Fare memoria è un dovere. Un compito, un impegno, un atto dovuto e voluto. Il silenzio è la parola più autentica e profonda che l’uomo possa proferire di fronte agli orrori del passato, ai drammi e alle tragedie di ogni epoca e storia. La memoria si accoglie, si riceve, le si preserva un posto nel cuore dei propositi e nel centro dei pensieri. La si cura, la si custodisce, la si protegge dal logorio degli anni, dalla lenta e inarrestabile avanzata della dimenticanza collettiva, dal disinteresse per questioni e vicende giudicate, erroneamente e frettolosamente, come qualcosa di vetusto e ormai del tutto inutile, semplicemente sorpassato.
Fare memoria è un diritto.
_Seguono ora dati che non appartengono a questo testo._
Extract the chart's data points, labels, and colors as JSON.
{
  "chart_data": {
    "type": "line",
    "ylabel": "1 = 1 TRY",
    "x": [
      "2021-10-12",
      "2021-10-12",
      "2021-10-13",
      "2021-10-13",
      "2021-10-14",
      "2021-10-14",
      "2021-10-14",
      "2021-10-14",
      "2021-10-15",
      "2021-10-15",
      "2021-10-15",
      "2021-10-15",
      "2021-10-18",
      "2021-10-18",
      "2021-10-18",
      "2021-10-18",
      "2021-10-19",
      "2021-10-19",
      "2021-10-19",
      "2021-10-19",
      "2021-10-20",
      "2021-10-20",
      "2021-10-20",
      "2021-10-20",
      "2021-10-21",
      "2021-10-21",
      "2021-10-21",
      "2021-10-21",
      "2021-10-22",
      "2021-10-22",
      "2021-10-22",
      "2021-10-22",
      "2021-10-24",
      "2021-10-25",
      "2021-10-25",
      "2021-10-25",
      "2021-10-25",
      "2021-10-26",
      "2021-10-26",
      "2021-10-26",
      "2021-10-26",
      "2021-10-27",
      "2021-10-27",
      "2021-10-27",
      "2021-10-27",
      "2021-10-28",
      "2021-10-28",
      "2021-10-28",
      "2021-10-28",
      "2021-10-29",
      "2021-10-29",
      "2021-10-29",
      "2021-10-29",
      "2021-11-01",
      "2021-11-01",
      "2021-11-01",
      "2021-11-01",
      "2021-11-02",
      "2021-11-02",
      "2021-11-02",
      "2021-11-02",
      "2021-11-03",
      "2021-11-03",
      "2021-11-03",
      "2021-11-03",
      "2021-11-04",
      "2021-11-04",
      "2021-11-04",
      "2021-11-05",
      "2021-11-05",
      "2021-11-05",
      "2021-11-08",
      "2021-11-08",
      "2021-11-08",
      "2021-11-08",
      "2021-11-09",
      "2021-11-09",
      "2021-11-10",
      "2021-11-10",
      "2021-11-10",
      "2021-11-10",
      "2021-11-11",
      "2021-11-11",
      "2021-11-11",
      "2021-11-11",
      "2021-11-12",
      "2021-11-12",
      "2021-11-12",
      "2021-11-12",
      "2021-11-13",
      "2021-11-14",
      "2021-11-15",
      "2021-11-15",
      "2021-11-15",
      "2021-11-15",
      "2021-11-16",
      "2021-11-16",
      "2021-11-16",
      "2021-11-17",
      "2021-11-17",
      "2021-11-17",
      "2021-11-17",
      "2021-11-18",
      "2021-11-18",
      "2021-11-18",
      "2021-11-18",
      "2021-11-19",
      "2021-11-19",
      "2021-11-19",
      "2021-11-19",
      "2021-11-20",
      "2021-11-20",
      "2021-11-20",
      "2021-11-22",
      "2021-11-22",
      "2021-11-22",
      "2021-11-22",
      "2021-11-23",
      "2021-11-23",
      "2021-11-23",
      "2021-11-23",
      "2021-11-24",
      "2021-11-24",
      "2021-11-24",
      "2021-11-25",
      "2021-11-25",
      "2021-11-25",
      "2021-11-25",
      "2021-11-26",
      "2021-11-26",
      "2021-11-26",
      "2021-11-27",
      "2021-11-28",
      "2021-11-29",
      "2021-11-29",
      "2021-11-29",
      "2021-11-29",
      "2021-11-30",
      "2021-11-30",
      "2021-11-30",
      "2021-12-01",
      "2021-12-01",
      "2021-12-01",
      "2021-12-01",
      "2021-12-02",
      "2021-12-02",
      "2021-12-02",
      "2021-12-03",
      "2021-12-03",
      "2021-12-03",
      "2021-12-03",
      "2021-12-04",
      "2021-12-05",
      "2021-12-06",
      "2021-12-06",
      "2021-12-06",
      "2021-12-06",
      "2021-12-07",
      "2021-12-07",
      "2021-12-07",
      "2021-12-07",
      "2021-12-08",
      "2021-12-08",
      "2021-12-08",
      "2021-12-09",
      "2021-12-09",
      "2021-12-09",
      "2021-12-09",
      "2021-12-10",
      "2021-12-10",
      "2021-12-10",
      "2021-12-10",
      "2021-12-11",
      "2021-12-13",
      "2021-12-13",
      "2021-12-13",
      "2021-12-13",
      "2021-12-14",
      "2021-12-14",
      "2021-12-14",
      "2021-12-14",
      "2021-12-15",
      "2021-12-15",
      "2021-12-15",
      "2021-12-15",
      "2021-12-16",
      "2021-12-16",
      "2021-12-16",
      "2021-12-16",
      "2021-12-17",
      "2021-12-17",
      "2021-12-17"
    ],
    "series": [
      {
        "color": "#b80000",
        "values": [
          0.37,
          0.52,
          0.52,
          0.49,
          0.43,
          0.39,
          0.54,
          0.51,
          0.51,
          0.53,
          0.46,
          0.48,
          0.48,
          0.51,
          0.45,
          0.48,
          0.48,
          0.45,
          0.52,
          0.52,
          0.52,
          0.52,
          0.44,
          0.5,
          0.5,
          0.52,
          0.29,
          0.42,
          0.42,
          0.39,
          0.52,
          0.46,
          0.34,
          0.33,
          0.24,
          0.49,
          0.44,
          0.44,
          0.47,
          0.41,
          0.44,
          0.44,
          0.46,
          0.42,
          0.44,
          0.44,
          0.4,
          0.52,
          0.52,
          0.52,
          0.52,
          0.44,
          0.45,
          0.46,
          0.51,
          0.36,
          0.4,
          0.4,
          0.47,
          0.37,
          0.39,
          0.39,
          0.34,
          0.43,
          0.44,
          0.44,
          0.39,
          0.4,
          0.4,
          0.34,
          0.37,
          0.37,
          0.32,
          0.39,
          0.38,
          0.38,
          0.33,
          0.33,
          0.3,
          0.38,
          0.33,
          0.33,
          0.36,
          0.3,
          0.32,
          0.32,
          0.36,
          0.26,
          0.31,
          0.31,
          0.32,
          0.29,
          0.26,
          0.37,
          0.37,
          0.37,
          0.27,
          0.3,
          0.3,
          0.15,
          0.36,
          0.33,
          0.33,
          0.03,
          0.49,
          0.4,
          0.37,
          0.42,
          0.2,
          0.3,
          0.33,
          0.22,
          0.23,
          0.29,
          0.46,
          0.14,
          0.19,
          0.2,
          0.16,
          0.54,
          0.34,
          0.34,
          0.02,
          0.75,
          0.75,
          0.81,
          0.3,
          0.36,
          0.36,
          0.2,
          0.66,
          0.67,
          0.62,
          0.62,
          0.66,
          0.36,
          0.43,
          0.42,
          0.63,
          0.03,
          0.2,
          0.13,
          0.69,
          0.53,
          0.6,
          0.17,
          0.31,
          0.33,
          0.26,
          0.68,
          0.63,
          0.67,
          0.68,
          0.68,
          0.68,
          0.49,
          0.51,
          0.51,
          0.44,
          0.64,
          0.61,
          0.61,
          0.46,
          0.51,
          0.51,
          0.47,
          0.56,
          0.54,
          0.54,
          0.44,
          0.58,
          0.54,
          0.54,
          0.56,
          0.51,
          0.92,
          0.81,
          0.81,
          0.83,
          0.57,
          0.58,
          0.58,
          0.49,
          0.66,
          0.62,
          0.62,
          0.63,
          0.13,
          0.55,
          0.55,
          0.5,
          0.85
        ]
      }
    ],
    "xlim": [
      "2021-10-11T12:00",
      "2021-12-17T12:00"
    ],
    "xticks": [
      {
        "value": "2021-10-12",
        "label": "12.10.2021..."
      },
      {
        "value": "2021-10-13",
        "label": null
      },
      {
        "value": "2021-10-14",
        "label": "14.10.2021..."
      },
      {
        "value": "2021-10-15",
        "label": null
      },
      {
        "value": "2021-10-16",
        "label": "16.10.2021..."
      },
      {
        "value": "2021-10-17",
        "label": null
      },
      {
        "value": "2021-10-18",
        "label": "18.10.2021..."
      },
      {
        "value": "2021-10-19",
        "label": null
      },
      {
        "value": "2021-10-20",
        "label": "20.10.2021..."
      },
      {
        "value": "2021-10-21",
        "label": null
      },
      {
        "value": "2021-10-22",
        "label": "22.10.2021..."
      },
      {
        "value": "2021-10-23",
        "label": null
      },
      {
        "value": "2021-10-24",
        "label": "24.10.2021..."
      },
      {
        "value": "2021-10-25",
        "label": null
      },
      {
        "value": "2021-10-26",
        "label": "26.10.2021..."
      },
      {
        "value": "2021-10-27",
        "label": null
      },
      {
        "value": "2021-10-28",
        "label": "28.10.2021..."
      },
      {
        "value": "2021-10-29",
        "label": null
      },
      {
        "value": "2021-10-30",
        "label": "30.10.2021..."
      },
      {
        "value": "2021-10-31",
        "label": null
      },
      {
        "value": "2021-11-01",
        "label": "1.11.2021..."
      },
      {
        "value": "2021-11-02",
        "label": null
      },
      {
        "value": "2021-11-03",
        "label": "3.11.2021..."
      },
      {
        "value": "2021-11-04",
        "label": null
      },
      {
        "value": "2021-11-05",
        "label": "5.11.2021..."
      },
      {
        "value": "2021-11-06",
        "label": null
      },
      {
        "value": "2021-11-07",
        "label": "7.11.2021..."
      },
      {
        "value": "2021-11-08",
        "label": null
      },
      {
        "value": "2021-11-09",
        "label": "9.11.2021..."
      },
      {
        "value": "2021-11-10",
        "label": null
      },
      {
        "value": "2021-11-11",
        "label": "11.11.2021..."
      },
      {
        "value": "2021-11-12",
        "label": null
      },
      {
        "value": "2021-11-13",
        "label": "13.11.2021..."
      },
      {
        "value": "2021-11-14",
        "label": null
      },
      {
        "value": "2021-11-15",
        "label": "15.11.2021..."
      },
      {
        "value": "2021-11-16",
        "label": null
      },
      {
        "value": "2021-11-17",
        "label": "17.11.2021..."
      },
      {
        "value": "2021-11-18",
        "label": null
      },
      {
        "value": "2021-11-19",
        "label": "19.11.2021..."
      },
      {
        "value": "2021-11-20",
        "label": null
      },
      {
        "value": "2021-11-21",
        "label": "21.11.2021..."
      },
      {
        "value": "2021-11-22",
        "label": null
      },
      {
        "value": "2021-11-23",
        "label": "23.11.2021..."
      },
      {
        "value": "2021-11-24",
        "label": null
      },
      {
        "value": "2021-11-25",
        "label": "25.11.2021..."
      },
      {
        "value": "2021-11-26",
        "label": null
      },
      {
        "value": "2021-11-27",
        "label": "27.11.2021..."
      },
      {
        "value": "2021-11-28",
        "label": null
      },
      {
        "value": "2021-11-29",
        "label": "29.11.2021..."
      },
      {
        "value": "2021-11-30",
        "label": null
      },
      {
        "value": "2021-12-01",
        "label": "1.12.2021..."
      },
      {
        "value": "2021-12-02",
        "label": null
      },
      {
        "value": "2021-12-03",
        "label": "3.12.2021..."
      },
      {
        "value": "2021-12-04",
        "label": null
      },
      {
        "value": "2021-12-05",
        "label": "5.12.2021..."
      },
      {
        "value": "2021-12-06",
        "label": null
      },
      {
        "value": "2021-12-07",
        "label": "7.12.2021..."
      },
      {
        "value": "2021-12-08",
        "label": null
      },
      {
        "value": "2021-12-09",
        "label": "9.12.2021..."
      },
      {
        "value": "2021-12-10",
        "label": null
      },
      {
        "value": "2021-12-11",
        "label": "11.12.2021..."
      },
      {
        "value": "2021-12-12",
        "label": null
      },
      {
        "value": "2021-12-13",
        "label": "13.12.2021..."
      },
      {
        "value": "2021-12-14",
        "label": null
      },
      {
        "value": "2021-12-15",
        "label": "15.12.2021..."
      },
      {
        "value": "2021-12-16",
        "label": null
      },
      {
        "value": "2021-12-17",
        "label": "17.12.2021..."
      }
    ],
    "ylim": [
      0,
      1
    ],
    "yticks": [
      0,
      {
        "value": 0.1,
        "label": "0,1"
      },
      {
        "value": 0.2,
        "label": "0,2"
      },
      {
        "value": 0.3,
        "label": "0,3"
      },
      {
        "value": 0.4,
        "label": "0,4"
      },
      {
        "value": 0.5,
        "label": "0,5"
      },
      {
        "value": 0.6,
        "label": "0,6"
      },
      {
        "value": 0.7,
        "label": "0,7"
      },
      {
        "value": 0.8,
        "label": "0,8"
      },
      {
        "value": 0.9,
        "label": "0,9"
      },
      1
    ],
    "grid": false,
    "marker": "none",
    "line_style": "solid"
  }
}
Un diritto universale, tanto del singolo uomo quanto dell’umana specie nella sua interezza. La vittima avoca a sé il grido perenne della sofferenza patita, dell’ingiustizia subita, dello strazio indicibile ricevuto dal fratello divenuto carnefice. Il passato abbraccia il presente e si getta in avanti, richiedendo un ascolto continuo, una narrazione infinita e mai interrotta. L’uomo fa memoria raccontando all’uomo: il diritto alla parola incrocia il dovere dell’ascolto.
Fare memoria è costruire, edificare, divenire operai del tempo. Non basta parlare e ascoltare, non è sufficiente. L’azione dice la verità e l’efficacia di un incontro dialogico e memoriale. L’ipocrisia, altrimenti, rischia di scolorire, di svuotare, la memoria dell’evento, di ridurlo a dato, di ammansirlo, di privarlo del suo contenuto provocatorio e vitale. Fare memoria significa caricarsi sulle spalle il peso delle azioni degli uomini che ci hanno preceduto, di portarne la croce, di avviarci verso un sentiero di fatica e di conoscenza, di giudizio.
Fare memoria è dovere, diritto e responsabilità.